Loi de la protection sociale atikamekw d’Opitciwan (Atikamekw of Opitciwan Social Protection Act): an historic move forward for First Nations families and children


Representatives from the Conseil des Atikamekw d’Opitciwan,  Assembly of First Nations Quebec-Labrador (AFNQL) and First Nations of Quebec and Labrador  Health and Social Services Commission (FNQLHSSC) met this morning, along with several guests,  to celebrate an historic move forward for First Nations families and children: adoption of the Loi de la  protection sociale atikamekw d’Opitciwan (LPSAO). A first in Quebec, this act will allow the community  of Opitciwan to be totally autonomous in matters of child protection, in accordance with the Act  respecting First Nations, Inuit and Métis children, youth and families

“We finally have the means to ensure the wellness of our children, while promoting and guaranteeing  accessibility to preventive services in an environment that is safe, suitable and developmentally  appropriate for our families. The child’s best interests lie at the heart of our approach and several  elements, lacking in provincial and federal jurisdictions, will be determining factors in the LPSAO, including the child’s cultural, linguistic, religious and spiritual identity, heritage and education,”  concluded Jean-Claude Mequish, Chief of Opitciwan. 

“Outstanding work has been carried out since the federal Act was passed, on June 21, 2019. Today,  we are pleased to see this work come to fruition. I would like to congratulate all the people who have  participated, directly or indirectly, in the development of the LPSAO. Opitciwan is a true source of  inspiration for our peoples, and I am confident that the children and families of this community will  benefit from all the help and support they need,” said Derek Montour, President of the FNQLHSSC  Board of Directors. 

“I want to commend the determination of the Atikamekw Nation of Opitciwan.
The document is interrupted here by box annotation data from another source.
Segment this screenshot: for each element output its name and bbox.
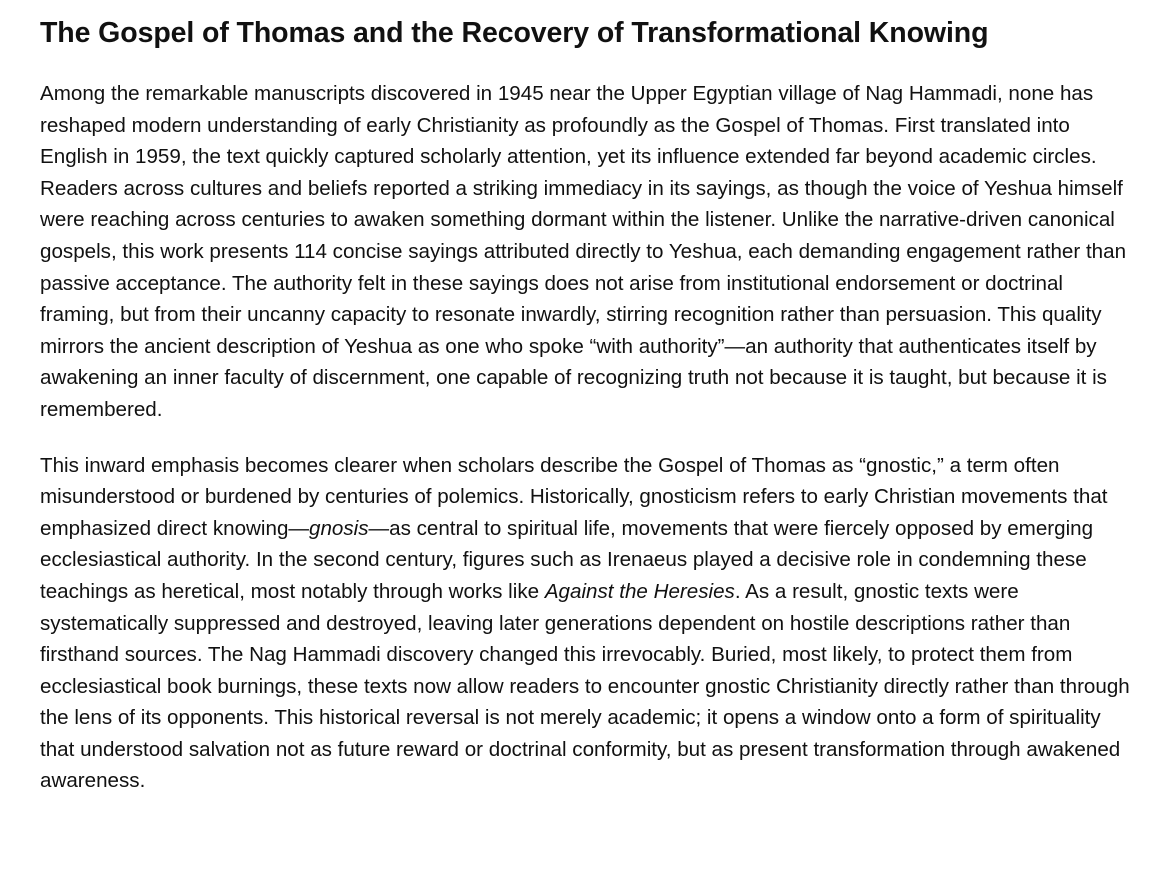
book-title-emphasis: Against the Heresies	[544, 579, 735, 603]
document-page	[40, 0, 1130, 797]
paragraph-2	[40, 450, 1130, 798]
paragraph-2-text-3: . As a result, gnostic texts were systematically suppressed and destroyed, leaving later generations dependent on hostile descriptions rather than firsthand sources. The Nag Hammadi discovery changed this irrevocably. Buried, most likely, to protect them from ecclesiastical book burnings, these texts now allow readers to encounter gnostic Christianity directly rather than through the lens of its opponents. This historical reversal is not merely academic; it opens a window onto a form of spirituality that understood salvation not as future reward or doctrinal conformity, but as present transformation through awakened awareness.	[40, 579, 1130, 793]
paragraph-2-text-2: —as central to spiritual life, movements that were fiercely opposed by emerging ecclesiastical authority. In the second century, figures such as Irenaeus played a decisive role in condemning these teachings as heretical, most notably through works like	[40, 516, 1094, 603]
paragraph-1: Among the remarkable manuscripts discovered in 1945 near the Upper Egyptian village of Nag Hammadi, none has reshaped modern understanding of early Christianity as profoundly as the Gospel of Thomas. First translated into English in 1959, the text quickly captured scholarly attention, yet its influence extended far beyond academic circles. Readers across cultures and beliefs reported a striking immediacy in its sayings, as though the voice of Yeshua himself were reaching across centuries to awaken something dormant within the listener. Unlike the narrative-driven canonical gospels, this work presents 114 concise sayings attributed directly to Yeshua, each demanding engagement rather than passive acceptance. The authority felt in these sayings does not arise from institutional endorsement or doctrinal framing, but from their uncanny capacity to resonate inwardly, stirring recognition rather than persuasion. This quality mirrors the ancient description of Yeshua as one who spoke “with authority”—an authority that authenticates itself by awakening an inner faculty of discernment, one capable of recognizing truth not because it is taught, but because it is remembered.	[40, 82, 1127, 421]
paragraph-2-text-1: This inward emphasis becomes clearer when scholars describe the Gospel of Thomas as “gnostic,” a term often misunderstood or burdened by centuries of polemics. Historically, gnosticism refers to early Christian movements that emphasized direct knowing—	[40, 453, 1108, 540]
gnosis-emphasis: gnosis	[309, 516, 369, 540]
document-title: The Gospel of Thomas and the Recovery of Transformational Knowing	[40, 17, 989, 49]
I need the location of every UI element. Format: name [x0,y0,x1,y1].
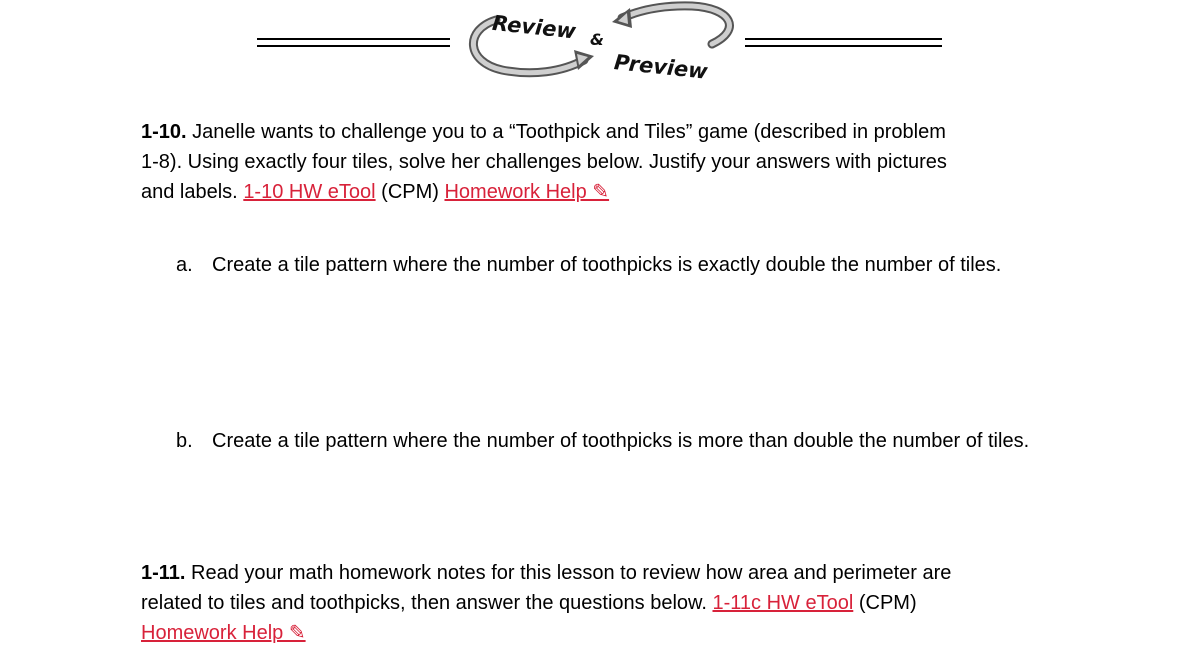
problem-number: 1-11. [141,562,186,584]
problem-text-line1: Janelle wants to challenge you to a “Toothpick and Tiles” game (described in problem [192,121,946,143]
problem-number: 1-10. [141,121,187,143]
etool-link[interactable]: 1-10 HW eTool [243,181,376,203]
problem-1-10 [141,117,1041,207]
logo-preview-text: Preview [612,50,709,84]
homework-help-link[interactable]: Homework Help ✎ [444,181,610,203]
list-marker: b. [176,430,193,452]
cpm-label: (CPM) [381,181,439,203]
review-preview-logo [462,0,742,88]
homework-help-link[interactable]: Homework Help ✎ [141,622,306,644]
logo-amp-text: & [590,30,604,49]
problem-text-line3: and labels. [141,181,238,203]
problem-text-line2: 1-8). Using exactly four tiles, solve her challenges below. Justify your answers with pictures [141,151,947,173]
etool-link[interactable]: 1-11c HW eTool [712,592,854,614]
review-preview-header [0,0,1200,90]
header-rule-right [745,38,942,47]
list-item-text: Create a tile pattern where the number of toothpicks is more than double the number of tiles. [212,430,1030,452]
problem-text-line1: Read your math homework notes for this lesson to review how area and perimeter are [191,562,952,584]
problem-text-line2: related to tiles and toothpicks, then answer the questions below. [141,592,707,614]
header-rule-left [257,38,450,47]
list-item-text: Create a tile pattern where the number of toothpicks is exactly double the number of tiles. [212,254,1002,276]
problem-1-11 [141,558,1041,648]
list-marker: a. [176,254,193,276]
cpm-label: (CPM) [858,592,917,614]
logo-review-text: Review [491,10,578,44]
By affirming our right to  self-determination, we are creating a system that will help eliminate the overrepresentation of our  children in the youth protection system. We have been collectively investing for over three decades  to take back responsibility for the wellness of our children and communities. Our children are the hope  and future of our peoples and they deserve that we join forces to offer them a promising future. Nobody  is better positioned to do this than us,” stated Ghislain Picard, Chief of the AFNQL. 
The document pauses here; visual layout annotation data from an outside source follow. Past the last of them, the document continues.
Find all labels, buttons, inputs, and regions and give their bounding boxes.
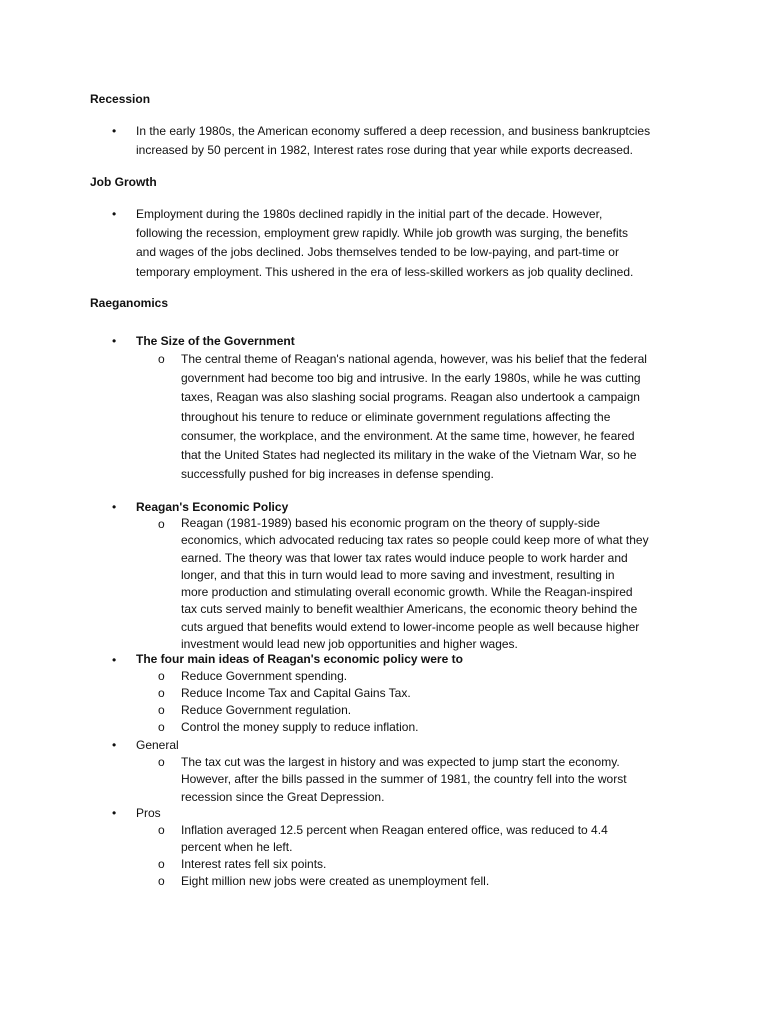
text-line: Employment during the 1980s declined rapidly in the initial part of the decade. However, [136,207,603,221]
size-of-government-title: The Size of the Government [136,334,295,348]
pros-item: Interest rates fell six points. [181,857,327,871]
text-line: that the United States had neglected its military in the wake of the Vietnam War, so he [181,448,637,463]
text-line: The central theme of Reagan's national agenda, however, was his belief that the federal [181,352,647,366]
bullet-marker: • [112,500,117,514]
heading-raeganomics: Raeganomics [90,296,169,310]
text-line: recession since the Great Depression. [181,789,385,804]
text-line: percent when he left. [181,840,293,855]
pros-item [181,822,608,857]
pros-title: Pros [136,806,161,820]
four-ideas-title: The four main ideas of Reagan's economic policy were to [136,652,463,666]
heading-job-growth: Job Growth [90,175,157,189]
text-line: government had become too big and intrusive. In the early 1980s, while he was cutting [181,371,641,386]
text-line: tax cuts served mainly to benefit wealthier Americans, the economic theory behind the [181,602,638,617]
text-line: taxes, Reagan was also slashing social programs. Reagan also undertook a campaign [181,390,640,405]
text-line: In the early 1980s, the American economy suffered a deep recession, and business bankruptcies [136,124,651,138]
sub-bullet-marker: o [158,669,165,683]
bullet-marker: • [112,653,117,667]
economic-policy-paragraph [181,515,649,653]
text-line: throughout his tenure to reduce or eliminate government regulations affecting the [181,409,611,424]
text-line: and wages of the jobs declined. Jobs themselves tended to be low-paying, and part-time or [136,245,619,260]
sub-bullet-marker: o [158,517,165,531]
text-line: cuts argued that benefits would extend to lower-income people as well because higher [181,619,640,634]
text-line: Reagan (1981-1989) based his economic program on the theory of supply-side [181,516,600,530]
economic-policy-title: Reagan's Economic Policy [136,500,289,514]
general-title: General [136,738,179,752]
bullet-marker: • [112,806,117,820]
text-line: longer, and that this in turn would lead to more saving and investment, resulting in [181,567,615,582]
bullet-marker: • [112,124,117,138]
text-line: The tax cut was the largest in history and was expected to jump start the economy. [181,755,620,769]
four-ideas-item: Control the money supply to reduce inflation. [181,720,419,734]
text-line: more production and stimulating overall economic growth. While the Reagan-inspired [181,585,633,600]
four-ideas-item: Reduce Income Tax and Capital Gains Tax. [181,686,411,700]
text-line: However, after the bills passed in the summer of 1981, the country fell into the worst [181,772,627,787]
text-line: temporary employment. This ushered in the era of less-skilled workers as job quality declined. [136,264,634,279]
bullet-marker: • [112,207,117,221]
sub-bullet-marker: o [158,703,165,717]
text-line: increased by 50 percent in 1982, Interest rates rose during that year while exports decreased. [136,143,633,158]
bullet-marker: • [112,334,117,348]
heading-recession: Recession [90,92,151,106]
four-ideas-item: Reduce Government regulation. [181,703,352,717]
sub-bullet-marker: o [158,857,165,871]
sub-bullet-marker: o [158,686,165,700]
general-paragraph [181,754,627,806]
sub-bullet-marker: o [158,823,165,837]
job-growth-paragraph [136,205,633,282]
text-line: investment would lead new job opportunities and higher wages. [181,637,518,652]
recession-paragraph [136,122,650,160]
text-line: following the recession, employment grew rapidly. While job growth was surging, the benefits [136,226,629,241]
sub-bullet-marker: o [158,874,165,888]
bullet-marker: • [112,738,117,752]
text-line: Inflation averaged 12.5 percent when Reagan entered office, was reduced to 4.4 [181,823,608,837]
text-line: economics, which advocated reducing tax rates so people could keep more of what they [181,533,649,548]
sub-bullet-marker: o [158,755,165,769]
sub-bullet-marker: o [158,352,165,366]
text-line: earned. The theory was that lower tax rates would induce people to work harder and [181,550,628,565]
sub-bullet-marker: o [158,720,165,734]
size-of-government-paragraph [181,350,647,484]
text-line: successfully pushed for big increases in defense spending. [181,467,494,482]
four-ideas-item: Reduce Government spending. [181,669,348,683]
pros-item: Eight million new jobs were created as unemployment fell. [181,874,490,888]
text-line: consumer, the workplace, and the environment. At the same time, however, he feared [181,428,635,443]
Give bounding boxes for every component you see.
In addition, it is worthwhile noting that, to date, nine notices of intention (for 15 communities) have  been sent to the federal and provincial governments to exercise legislative jurisdiction over child and  family services, as well as four requests (for 22 communities) to enter into a coordination agreement  regarding the exercise of this jurisdiction. Other communities will certainly follow Opitciwan’s lead in  the foreseeable future.

About the Conseil des Atikamekw d’Opitciwan 

The Atikamekw community of Opitciwan is located northwest of Lac-Saint-Jean, about 250 km from  Saint-Félicien. It has around 3,000 residents, 50% of whom are under the age of 24. The Conseil des  Atikamekw d’Opitciwan makes every effort to affirm the Atikamekw identity, values, language, culture  and autonomy. It is in this spirit that it decided to obtain its full autonomy in matters of child protection. 

About the AFNQL 

The Assembly of First Nations Quebec-Labrador is a political organization that unites 43 First Nations  Chiefs in Quebec and Labrador. 

About the FNQLHSSC 

The First Nations of Quebec and Labrador Health and Social Services Commission is a non-profit  organization that supports First Nations in Quebec in achieving their objectives in terms of health,  wellness, culture and self-determination.